Figure 1. A program participant holding a northern pikeminnow
Northern pikeminnow are estimated to be responsible for 8% (16.4 million) of the 200 million juvenile salmonids lost to fish predation annually in the basin (Beamesderfer et al. 1996). In 1991, in an effort to decrease the high levels of predation on salmonids by northern pikeminnow and help offset juvenile mortality caused by dams, the Bonneville Power Administration began funding a sport-reward fishery program (Northern Pikeminnow Sport-Reward Program, hereafter abbreviated as NPSRP) in conjunction with the Pacific States Marine Fisheries Commission (PSMFC), Oregon Department of Fish and Wildlife (ODFW), and the Washington Department of Fish and Wildlife (WDFW) for removal of pikeminnow in the Columbia river. The area of the NPSRP extends from the mouth of the Columbia River to Priest Rapids dam and upstream in the Snake River to Hells Canyon dam (Beamesderfer et al. 1996; fig. 1). The program area is shown below.
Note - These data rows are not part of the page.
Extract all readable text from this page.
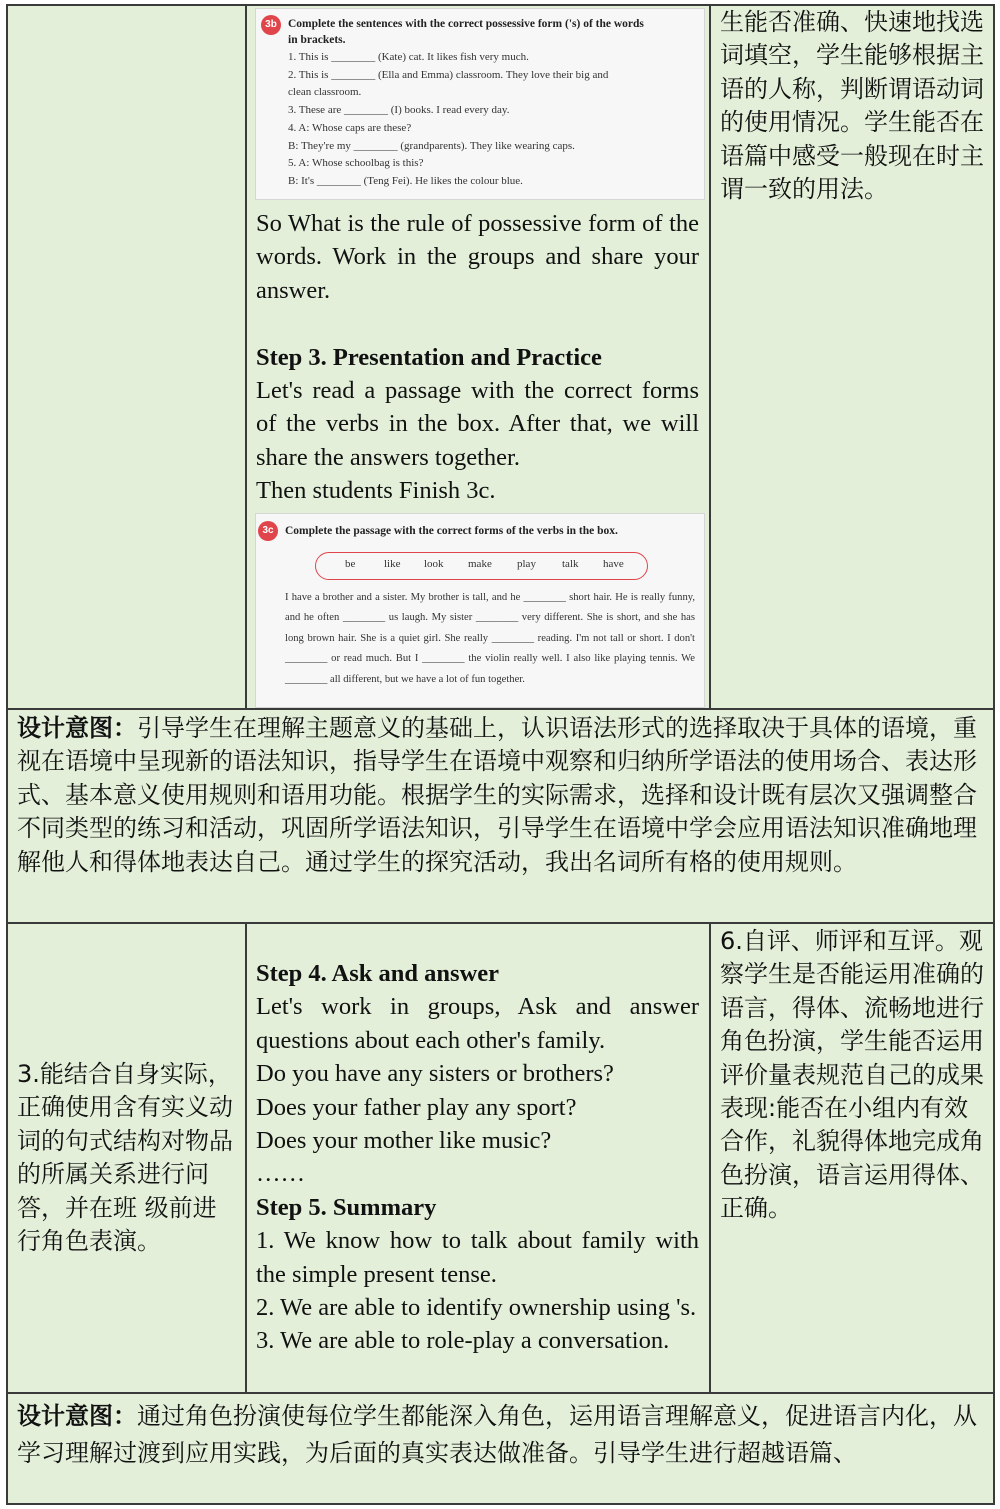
3b Complete the sentences with the correct possessive form ('s) of the words
in brackets.
1. This is ________ (Kate) cat. It likes fish very much.
2. This is ________ (Ella and Emma) classroom. They love their big and
clean classroom.
3. These are ________ (I) books. I read every day.
4. A: Whose caps are these?
B: They're my ________ (grandparents). They like wearing caps.
5. A: Whose schoolbag is this?
B: It's ________ (Teng Fei). He likes the colour blue.

So What is the rule of possessive form of the words. Work in the groups and share your answer.

Step 3. Presentation and Practice

Let's read a passage with the correct forms of the verbs in the box. After that, we will share the answers together.

Then students Finish 3c.

3c Complete the passage with the correct forms of the verbs in the box.
be	like look make play talk have

I have a brother and a sister. My brother is tall, and he ________ short hair. He is really funny, and he often ________ us laugh. My sister ________ very different. She is short, and she has long brown hair. She is a quiet girl. She really ________ reading. I'm not tall or short. I don't ________ or read much. But I ________ the violin really well. I also like playing tennis. We ________ all different, but we have a lot of fun together.

生能否准确、快速地找选词填空，学生能够根据主语的人称，判断谓语动词的使用情况。学生能否在语篇中感受一般现在时主谓一致的用法。

设计意图：引导学生在理解主题意义的基础上，认识语法形式的选择取决于具体的语境，重视在语境中呈现新的语法知识，指导学生在语境中观察和归纳所学语法的使用场合、表达形式、基本意义使用规则和语用功能。根据学生的实际需求，选择和设计既有层次又强调整合不同类型的练习和活动，巩固所学语法知识，引导学生在语境中学会应用语法知识准确地理解他人和得体地表达自己。通过学生的探究活动，我出名词所有格的使用规则。

3.能结合自身实际，正确使用含有实义动词的句式结构对物品的所属关系进行问答，并在班 级前进行角色表演。

Step 4. Ask and answer

Let's work in groups, Ask and answer questions about each other's family.

Do you have any sisters or brothers?

Does your father play any sport?

Does your mother like music?

……

Step 5. Summary

1. We know how to talk about family with the simple present tense.

2. We are able to identify ownership using 's.

3. We are able to role-play a conversation.

6.自评、师评和互评。观察学生是否能运用准确的语言，得体、流畅地进行角色扮演，学生能否运用评价量表规范自己的成果表现:能否在小组内有效合作，礼貌得体地完成角色扮演，语言运用得体、正确。

设计意图：通过角色扮演使每位学生都能深入角色，运用语言理解意义，促进语言内化，从学习理解过渡到应用实践，为后面的真实表达做准备。引导学生进行超越语篇、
The program targets pikeminnow over 228 mm in size and has a goal for an annual exploitation rate of 10-20% of the pikeminnow population (Porter 2010). Anglers earn 4, 5, or 8 dollars per fish depending on the payment tier in which they qualify. Anglers can also earn additional money if a fish caught is one that has been tagged by the ODFW for the purpose of the NPSRP (Porter 2010). Since the introduction of the program 3.5 million pikeminnow have been removed. Removal rates have ranged from 104,000 to 267,000 fish per year, with an overall cost of $78.2 million (Porter 2010).